Which is safer, Signal or Wire?

Because I place emphasis on privacy and security, I am wondering whether to use Signal or Wire. Signal wants to use a replication app like textplus, not his host phone number. (PINchord’s lock is firmly set) So it’s uneasy if it’s safe in terms of security and privacy. Wire registers by e-mail, but Wire collects metadata. Which one do you like?

I think we have discussed this in several threads already and it comes down to:

  • Signal: do you mind sharing your phone number to everyone you wish to connect with?
  • Wire: do you mind the server knowing whom you have connected with?

Personally my list is:

  1. XMPP with OMEMO, I trust my partner who has admin permissions and he trusts the owner and is friends. (I cannot English.)
  2. Wire as I don’t mind that metadata and I don’t have to share my phone number.
  3. Signal

In practice, XMPP is too difficult for people as it’s not phone number based centralized service and Wire isn’t very popular, so I find Signal the easiest to recommend to people as they already know how to use WhatsApp and it’s practically WhatsApp without Facebook and some evil features.

1 Like

signal encrypting everything (as my point of view, i mean they even encrypt your profile info (photo, name)) in other side wire saves your contacts in plain text (they saying they make it easy for them to share this list on cross platforms) so for me signal is great & signal’s team is amazing but iam using wire xD (signal team support is bad & we fighted before so i hated signal but as developer team they amazing)

2 Likes

If you want to see the pros and cons of Signal vs. other chat apps debated in scrupulous detail over the last four months, I suggest reading the discussion in issue #779 in the privacytools project on GitHub.

A couple of things to keep in mind. Firstly, privacy and security are not the same thing. In a nutshell:

  • Privacy is a social norm, which is protected by common decency and mutual respect among free people, backed up by laws against burglary, harassment, stalking, and so on.
  • Security is a technical quality, protected by careful design and maintenance of infrastructure, whether physical (the locks on your house), or digital (the encryption software that protects your internet banking from intruders).

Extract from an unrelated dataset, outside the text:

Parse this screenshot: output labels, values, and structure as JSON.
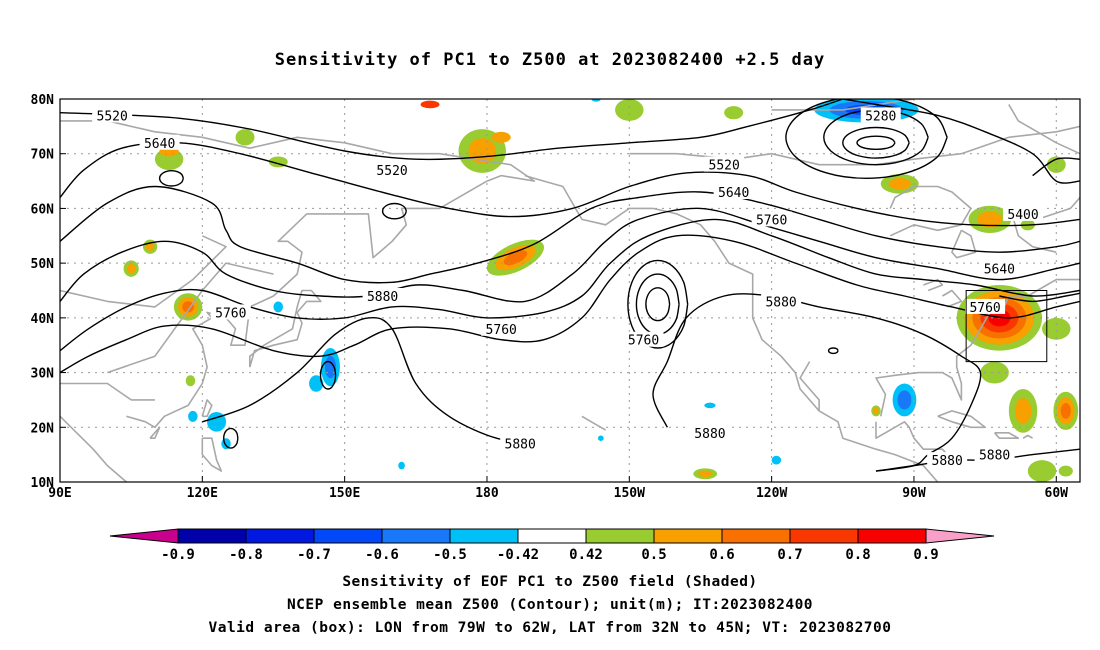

As a result, tools don’t fall on a neat linear spectrum from low security/ privacy privacy, through to high security/ privacy. Well-meaning but inexperienced people can create tools that have high respect for privacy but low security. Datafarms can totally disrespect your privacy yet hire highly experienced people to secure their systems against their competitors and other enemies. This is why people talk about “threat models”, these help you to clarify what you most want to avoid, what you can afford to compromise on, and what combination of tools fit your specific needs.

BTW If we took the graph at politicalcompass.org and replaced the ‘economic’ and ‘social’ axes with ‘privacy’ and ‘security’, hypothetically we could identify roughly how a given tool measures up on both criteria, relative to others. But if you read that GitHub issue about Signal, you will quickly realize how difficult it is to even agree on how to evaluate and quantify the various factors they determine how secure or privacy-respecting something is.

Dude, you need to search the forum before posting. You consistently post topics that have been discussed numerous times.

I am wondering which message app to use. With emphasis on security and privacy. Since Signal requires a phone number, I will use the phone number generated by NextPlus etc. instead of the host phone number. Which is safer compared to the jmp.chat app? Snowden uses Signal,

This is again very related/similar to your previous posts/threads on this forum, @pinp.

The simple answer here:

No messenger is secure since there is much more to do than simply comparing some arbitrary security features. See https://infosec-handbook.eu/blog/discussion-secure/#sm. If you have no threat model, you can’t rate any security.

That sounds really interesting:

JIDs for Messaging with Phones

JMP gives you a real phone number for sending picture and text messages right from a Jabber account.

https://jmp.chat/

Can I use this phone numbers for “Mobile Validation”? Does anybody use JMP and can speak about it?

I’ve used it for around two years. I’m quite happy in general. It’s about as close to a privacy-friendly Google Voice replacement as I can imagine. In my experience mobile verification works better there than it does with Voip.ms. When I had trouble with one bank, I spoke with the developer (something Denver), who was happy to work on it and was able to resolve the issue.

I’ve been using this as well for a few years, exactly for the reason of having a different phone number to sign up for messaging apps to test them. The number will even take voicemail messages and send them as audio files to your linked xmpp account. One thing to note though is there is no encryption with this, either at rest on the jmp.chat server or with Omemo in messages. So I would not use this for any 2FA.